Sebagai gantinya, mereka dapat menjadi siswa SMA dengan metode home schooling tersebut. Karena kegiatan belajar berbasis di luar bangunan sekolah, para pelajar SMA berbasis home schooling itu hanya perlu sesekali datang ke sekolah tertentu, yang berada di zona mereka pada waktu di luar jam belajar siswa konvensional.Sesi-sesi insidental itu diselenggarakan untuk memenuhi aktivitas belajar-mengajar, yang tidak dapat dilakukan lewat kegiatan belajar berbasis rumahan. Dengan semangat mendekatkan sekolah ke masyarakat, para guru juga dike rahkan sebagai penggeraknya, yaitu lewat aksi sambang siswa baik di rumah mereka masing-masing maupun di satu lokasi tertentu, yang di situ berkumpul pula para siswa home schooling secara bersama-sama.

Pendidikan nonformal dan informal berbasis rumahan merupakan sistem yang sesuai dengan perkembangan kehidupan para siswa yang berusia lebih lanjut.

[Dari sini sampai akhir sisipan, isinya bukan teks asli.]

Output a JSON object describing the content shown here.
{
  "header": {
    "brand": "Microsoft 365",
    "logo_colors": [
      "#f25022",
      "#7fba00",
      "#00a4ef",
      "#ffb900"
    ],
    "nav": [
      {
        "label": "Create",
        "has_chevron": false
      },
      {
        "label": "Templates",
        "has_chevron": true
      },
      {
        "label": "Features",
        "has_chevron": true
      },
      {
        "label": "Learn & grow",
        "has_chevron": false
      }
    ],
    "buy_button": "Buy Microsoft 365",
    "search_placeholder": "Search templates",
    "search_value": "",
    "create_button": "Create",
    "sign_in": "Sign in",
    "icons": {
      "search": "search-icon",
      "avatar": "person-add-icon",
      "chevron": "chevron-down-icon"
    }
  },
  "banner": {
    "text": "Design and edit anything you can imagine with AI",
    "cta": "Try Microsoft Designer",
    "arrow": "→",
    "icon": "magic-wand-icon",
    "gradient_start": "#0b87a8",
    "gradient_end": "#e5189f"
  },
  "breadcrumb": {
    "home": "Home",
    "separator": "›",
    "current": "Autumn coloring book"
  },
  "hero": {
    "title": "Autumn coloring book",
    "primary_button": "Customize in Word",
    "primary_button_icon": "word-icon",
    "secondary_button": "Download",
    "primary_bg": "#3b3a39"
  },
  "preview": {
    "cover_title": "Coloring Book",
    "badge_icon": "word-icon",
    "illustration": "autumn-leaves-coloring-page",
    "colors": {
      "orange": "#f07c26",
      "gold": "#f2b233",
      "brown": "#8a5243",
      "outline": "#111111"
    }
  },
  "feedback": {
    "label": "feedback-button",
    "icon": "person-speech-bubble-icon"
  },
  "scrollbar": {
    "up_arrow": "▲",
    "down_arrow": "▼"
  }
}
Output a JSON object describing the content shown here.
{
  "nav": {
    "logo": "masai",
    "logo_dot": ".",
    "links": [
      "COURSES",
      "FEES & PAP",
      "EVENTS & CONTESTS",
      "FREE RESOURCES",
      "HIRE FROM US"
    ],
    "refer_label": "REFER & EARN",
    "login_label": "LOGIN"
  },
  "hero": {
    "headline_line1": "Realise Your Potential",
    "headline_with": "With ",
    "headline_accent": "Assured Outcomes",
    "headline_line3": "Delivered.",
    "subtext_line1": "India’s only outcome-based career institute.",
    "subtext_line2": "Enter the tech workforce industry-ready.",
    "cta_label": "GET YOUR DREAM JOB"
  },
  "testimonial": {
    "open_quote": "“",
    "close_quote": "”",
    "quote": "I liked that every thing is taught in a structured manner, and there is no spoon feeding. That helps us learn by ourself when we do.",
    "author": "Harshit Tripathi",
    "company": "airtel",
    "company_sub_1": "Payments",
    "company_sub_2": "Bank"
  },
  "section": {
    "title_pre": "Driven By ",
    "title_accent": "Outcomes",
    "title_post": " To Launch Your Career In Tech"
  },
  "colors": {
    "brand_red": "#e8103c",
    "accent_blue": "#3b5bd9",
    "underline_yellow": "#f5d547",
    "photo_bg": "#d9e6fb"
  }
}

Mereka yang pada saat yang sama harus menjalankan peran sebagai roda ekonomi keluarga, atau pun mereka yang harus melaksanakan pengabdian ekstra kepada orangtua yang tengah menderita sakit, tetap dapat menjalani pendidikan secara wajar, dengan sasaran yang terukur. Dengan memahami kondisi para pelajar tersebut, home schooling bisa saja diselenggarakan dengan kurikulum SMK bukan SMA sebagai konsentrasinya. Kurikulum SMK tampaknya lebih sesuai dengan kebutuhan pragmatis para pelajar tersebut. 

Penyelenggaraan home schooling ini tidak akan mengganggu sistem zonasi. Metode sekolah berbasis rumahan, sekaligus mempermudah negara memenuhi kewajibannya, yakni memperluas kesempatan belajar bagi seluruh warga masyarakat.Yang paling utama, pendekatan home schooling apalagi yang berkurikulum SMK akan memperkuat upaya setiap anggota masyarakat untuk menjadi warga negara yang bertanggung jawab. Hak anak-anak dan kewajiban negara tampaknya tetap dapat bersimpul di titik temu bernama home schooling ini. Semoga.